In February, the pair shut the cafe for good, and installed a modest kitchen and some wine fridges. They now do the Small Dinner Club five nights a week. “We want control of every aspect, from when you walk in until you leave,” says Rojanametin. “That’s why we got started: we got fed up. We thought we could do better.”
When I visited a couple of weeks ago, the tiny venue was three-quarters full. Rojanametin stood sedately behind the new kitchen counter, which takes up about half the space. When the time came, he plated a dish on handmade crockery and sent it across the pass.
Called, unhelpfully, Too Many Italians and Only One Asian, the dish looked like a twist of capellini pasta delicately coated in breadcrumbs touched with a dab of ragù. But on closer inspection, this was julienned green papaya served warm; a pesto made from sator (known in Thailand as “stinky beans”); and crumbs made from school prawn. A touch of fermented garlic brought everything together.
“I get inspired by the fact we’re in Carlton, surrounded by all these Italians. I want to cook a pasta dish,” says Rojanametin. “But it’s Thai.”
What makes the dish brilliant is it’s both studious and deeply personal. A select bookshelf at the back of the shop holds Christian Puglisi and Thomas Keller. One of the most striking dishes of the evening is an homage (or a challenge) to great British chef, Marco Pierre White. But no matter how much homework the team at Nora has clearly done, the dishes are hugely intuitive, drawing in familiar flavours from Rojanametin’s childhood. Whether it’s technically accomplished or not doesn’t matter – it’s just exciting, unusual food.
“I just create the flavours that I know. That’s me. Every dish, if you eat and you think enough, you’d know it was Thai,” he says. “But I have to work harder than other people, because I have no [cooking] background. I don’t have the training. I have to read more, and I have to think more. I dream about food. I don’t mind, because that’s what I love to do.”
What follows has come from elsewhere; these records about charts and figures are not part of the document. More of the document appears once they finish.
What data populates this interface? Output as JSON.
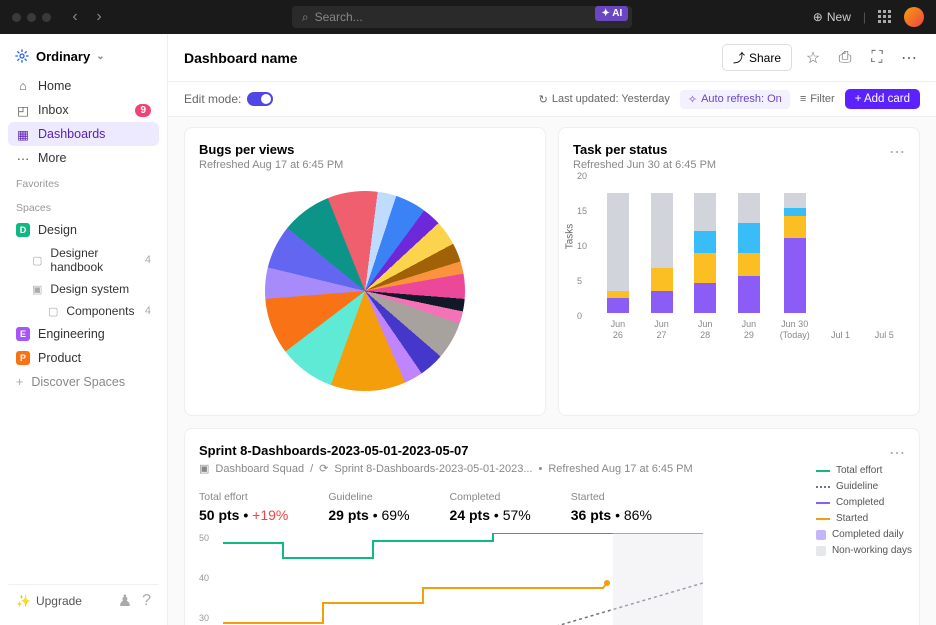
{
  "topbar": {
    "search_placeholder": "Search...",
    "ai_label": "AI",
    "new_label": "New"
  },
  "brand": "Ordinary",
  "nav": {
    "home": "Home",
    "inbox": "Inbox",
    "inbox_badge": "9",
    "dashboards": "Dashboards",
    "more": "More"
  },
  "sections": {
    "favorites": "Favorites",
    "spaces": "Spaces"
  },
  "spaces": {
    "design": "Design",
    "design_color": "#10b981",
    "designer_handbook": "Designer handbook",
    "dh_count": "4",
    "design_system": "Design system",
    "components": "Components",
    "comp_count": "4",
    "engineering": "Engineering",
    "eng_color": "#a855f7",
    "product": "Product",
    "prod_color": "#f97316",
    "discover": "Discover Spaces"
  },
  "upgrade": "Upgrade",
  "header": {
    "title": "Dashboard name",
    "share": "Share"
  },
  "toolbar": {
    "edit_mode": "Edit mode:",
    "last_updated": "Last updated: Yesterday",
    "auto_refresh": "Auto refresh: On",
    "filter": "Filter",
    "add_card": "+ Add card"
  },
  "bugs_card": {
    "title": "Bugs per views",
    "sub": "Refreshed Aug 17 at 6:45 PM",
    "slices": [
      {
        "v": 9,
        "c": "#5eead4"
      },
      {
        "v": 9,
        "c": "#f97316"
      },
      {
        "v": 5,
        "c": "#a78bfa"
      },
      {
        "v": 7,
        "c": "#6366f1"
      },
      {
        "v": 8,
        "c": "#0d9488"
      },
      {
        "v": 8,
        "c": "#ef5f6d"
      },
      {
        "v": 3,
        "c": "#bfdbfe"
      },
      {
        "v": 5,
        "c": "#3b82f6"
      },
      {
        "v": 3,
        "c": "#6d28d9"
      },
      {
        "v": 4,
        "c": "#fcd34d"
      },
      {
        "v": 3,
        "c": "#a16207"
      },
      {
        "v": 2,
        "c": "#fb923c"
      },
      {
        "v": 4,
        "c": "#ec4899"
      },
      {
        "v": 2,
        "c": "#111827"
      },
      {
        "v": 2,
        "c": "#f472b6"
      },
      {
        "v": 6,
        "c": "#a8a29e"
      },
      {
        "v": 4,
        "c": "#4338ca"
      },
      {
        "v": 3,
        "c": "#c084fc"
      },
      {
        "v": 12,
        "c": "#f59e0b"
      }
    ]
  },
  "tasks_card": {
    "title": "Task per status",
    "sub": "Refreshed Jun 30 at 6:45 PM",
    "ylabel": "Tasks",
    "ymax": 20,
    "ytick": 5,
    "colors": {
      "done": "#8b5cf6",
      "progress": "#fbbf24",
      "review": "#38bdf8",
      "todo": "#d1d5db"
    },
    "bars": [
      {
        "label": "Jun 26",
        "done": 2,
        "progress": 1,
        "review": 0,
        "todo": 13
      },
      {
        "label": "Jun 27",
        "done": 3,
        "progress": 3,
        "review": 0,
        "todo": 10
      },
      {
        "label": "Jun 28",
        "done": 4,
        "progress": 4,
        "review": 3,
        "todo": 5
      },
      {
        "label": "Jun 29",
        "done": 5,
        "progress": 3,
        "review": 4,
        "todo": 4
      },
      {
        "label": "Jun 30",
        "sublabel": "(Today)",
        "done": 10,
        "progress": 3,
        "review": 1,
        "todo": 2
      },
      {
        "label": "Jul 1"
      },
      {
        "label": "Jul 5"
      }
    ]
  },
  "sprint_card": {
    "title": "Sprint 8-Dashboards-2023-05-01-2023-05-07",
    "folder": "Dashboard Squad",
    "sprint": "Sprint 8-Dashboards-2023-05-01-2023...",
    "refreshed": "Refreshed Aug 17 at 6:45 PM",
    "stats": {
      "total": {
        "label": "Total effort",
        "val": "50 pts",
        "extra": "+19%"
      },
      "guideline": {
        "label": "Guideline",
        "val": "29 pts",
        "pct": "69%"
      },
      "completed": {
        "label": "Completed",
        "val": "24 pts",
        "pct": "57%"
      },
      "started": {
        "label": "Started",
        "val": "36 pts",
        "pct": "86%"
      }
    },
    "legend": {
      "total": "Total effort",
      "guideline": "Guideline",
      "completed": "Completed",
      "started": "Started",
      "comp_daily": "Completed daily",
      "non_working": "Non-working days"
    },
    "yticks": [
      "50",
      "40",
      "30"
    ],
    "colors": {
      "total": "#10b981",
      "guideline": "#6b7280",
      "completed": "#8b5cf6",
      "started": "#f59e0b",
      "daily": "#c4b5fd",
      "nw": "#e5e7eb"
    }
  }
}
Another reason Nora is worth talking about is because of how much it achieves with so little. When the cafe first opened, the eggs went in the waterbath simply because they didn’t have a cooktop. Now there’s a cooktop, but much of the menu comes from finding creative ways to deal with space limitations. The best dish of the night, for instance, was a piece of blue mackerel, served slightly pickled under a small hill of spicy green-chilli granita, a slice of compressed watermelon and a black-sesame reduction. It’s visually arresting, disarmingly uncomplicated and totally delicious.
It’s not going to appeal to everyone. But Rojanametin and Thamthanakorn’s devotion to their vision, considering the inherent challenges of running of a restaurant business, is admirable.
If we’re not paying enough attention to Nora at the moment, it’s probably because there’s not an easy category in which to place the whole experiment.
“We’ll never compromise,” says Rojanametin. “It doesn’t matter how many people walk out. It’s not that we don’t care. We’re not here to change anything, but we’re here to make a statement. We’re here to please ourselves.”
Nora
156 Elgin Street, Carlton
The progressive experience tasting menu is $95. Alcoholic beverage match is an additional $75. Non-alcoholic drinks matching is an additional $55. Nora cannot currently accommodate guests who don’t eat fish or dairy, but is working on a vegetarian menu.